Fastai_v1, adding features

(Jeremy Howard (Admin)) #83

You’re looking at the sig of DataBunch, which I believe can take arbitrary Datasets. However create_cnn needs an ImageDataBunch, which needs c defined.

(Ilia) #84

Yeah, that’s correct. I was thinking that if ImageDataBunch is OK with accepting arbitrary Dataset instances then it works with other library classes all the way down to training loops. It was a bit unexpected to me that it is not the case :smile:

Ok, sorry for the misinterpretation.

(Giles Strong) #85

I’m wondering if the tabular data class could be extended to provide the ability to use sample weights for each entry when computing losses?
For the data I work with (high energy physics) these weights are necessary in order to allow the simulated data we train on to match reality.
Currently I use Keras for my work, which has such a feature, but having followed the DL courses I’m looking to move to using the Fast.AI library.

Having looked on the forums, there only seems to be a few topics on balancing classes via hard-coded weights and a custom loss function, but with sample weights it depends on the batch of data being passed to the loss function, so it’s a bit more tricky.


(Christian Werner) #86

Adding an option to auto-save model state after each fit_one_cycle() cycle

I am wondering if an option to fit_one_cycle would be useful to autosave the model state after each cycle? I had the problem on several cloud providers that my notebook died when training a domain language model and so I reran the 10-cycle step like 4 times…
Maybe one could specify a flag autosave=True or autosave=“modelname” and the function would dump the state automatically into modelname-01.pth, modelname-02.pth, …

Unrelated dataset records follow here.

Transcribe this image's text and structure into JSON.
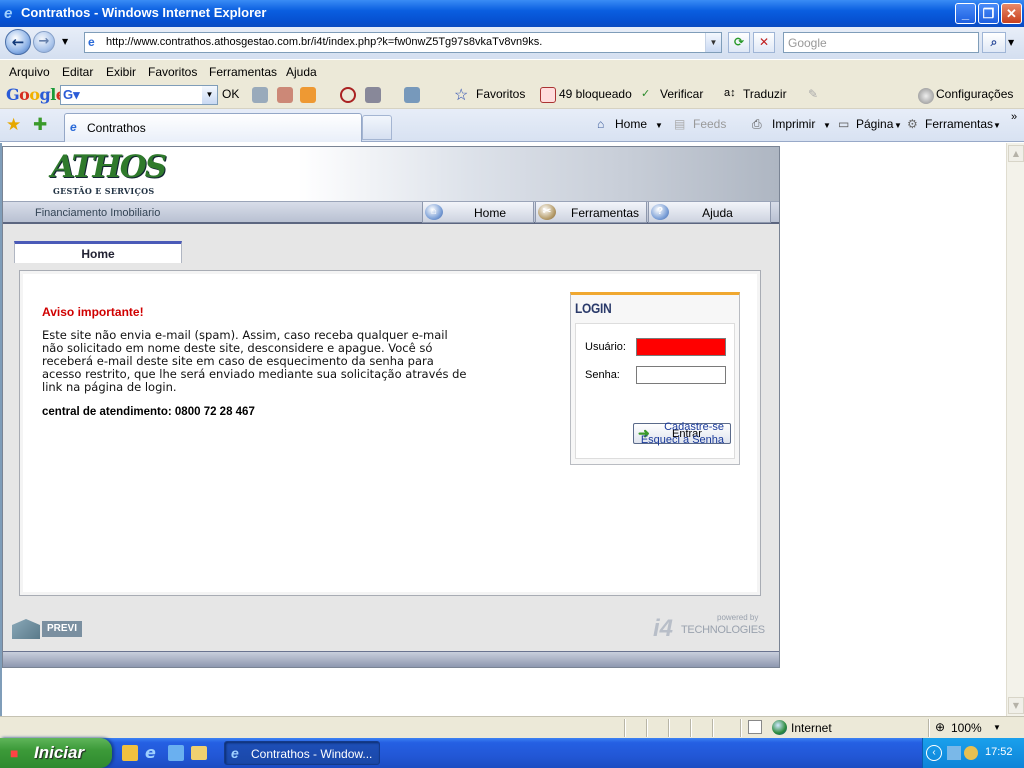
{
  "window": {
    "title": "Contrathos - Windows Internet Explorer"
  },
  "address": {
    "url": "http://www.contrathos.athosgestao.com.br/i4t/index.php?k=fw0nwZ5Tg97s8vkaTv8vn9ks.",
    "search_placeholder": "Google"
  },
  "menu": [
    "Arquivo",
    "Editar",
    "Exibir",
    "Favoritos",
    "Ferramentas",
    "Ajuda"
  ],
  "google_toolbar": {
    "logo": "Google",
    "ok": "OK",
    "favoritos": "Favoritos",
    "bloqueado": "49 bloqueado",
    "verificar": "Verificar",
    "traduzir": "Traduzir",
    "configuracoes": "Configurações"
  },
  "tabs": {
    "current": "Contrathos"
  },
  "commands": {
    "home": "Home",
    "feeds": "Feeds",
    "imprimir": "Imprimir",
    "pagina": "Página",
    "ferramentas": "Ferramentas"
  },
  "site": {
    "logo": "ATHOS",
    "logo_sub": "GESTÃO E SERVIÇOS",
    "slogan": "Financiamento Imobiliario",
    "nav": [
      "Home",
      "Ferramentas",
      "Ajuda"
    ],
    "tab": "Home",
    "aviso": "Aviso importante!",
    "message": "Este site não envia e-mail (spam). Assim, caso receba qualquer e-mail não solicitado em nome deste site, desconsidere e apague. Você só receberá e-mail deste site em caso de esquecimento da senha para acesso restrito, que lhe será enviado mediante sua solicitação através de link na página de login.",
    "central": "central de atendimento: 0800 72 28 467",
    "login": {
      "title": "LOGIN",
      "usuario_label": "Usuário:",
      "senha_label": "Senha:",
      "usuario_value": "",
      "senha_value": "",
      "entrar": "Entrar",
      "cadastre": "Cadastre-se",
      "esqueci": "Esqueci a Senha",
      "usuario_bg": "#ff0000"
    },
    "footer": {
      "previ": "PREVI",
      "powered": "powered by",
      "i4t": "TECHNOLOGIES"
    }
  },
  "status": {
    "zone": "Internet",
    "zoom": "100%"
  },
  "taskbar": {
    "start": "Iniciar",
    "item": "Contrathos - Window...",
    "clock": "17:52"
  }
}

If you think this sounds worthwhile I might take a look at it? Hints where to start (hooks?) welcome…

(Michael Schuldes) #87

Hi Christian,
Have you taken a look at the Save Model Callback? It might be already what you need.

(Christian Werner) #88

Did not know that one!

And yes, seems like it does just that!

(Fabrizio) #89

Hi, and sorry if this request has been already discussed somewhere else!
I think that fastai is fantastic, but as allenNlp user I find quite convenient to instantiate objects from Jsonnet blobs. In ablation studies such declarative syntax allows to specify an entire experiment using json, moreover it allows to change architectures without changing code. It would be great to have experiment configuration files in fastai too. Thanks!!
For the unfamiliar reader, check this out to have an idea :

(Gidi Shperber) #90

I’m using ImageDataBunch.from_df, which randomly splits the data frame to train/test, with no option to pass random seed.

I would like to add a seed=None argument, which will be passed to random_split_by_pct, and allow reproducible split. Do you think it’s necessary?


You can do it with the data block API (which you should learn since it’s more flexible than the factory methods).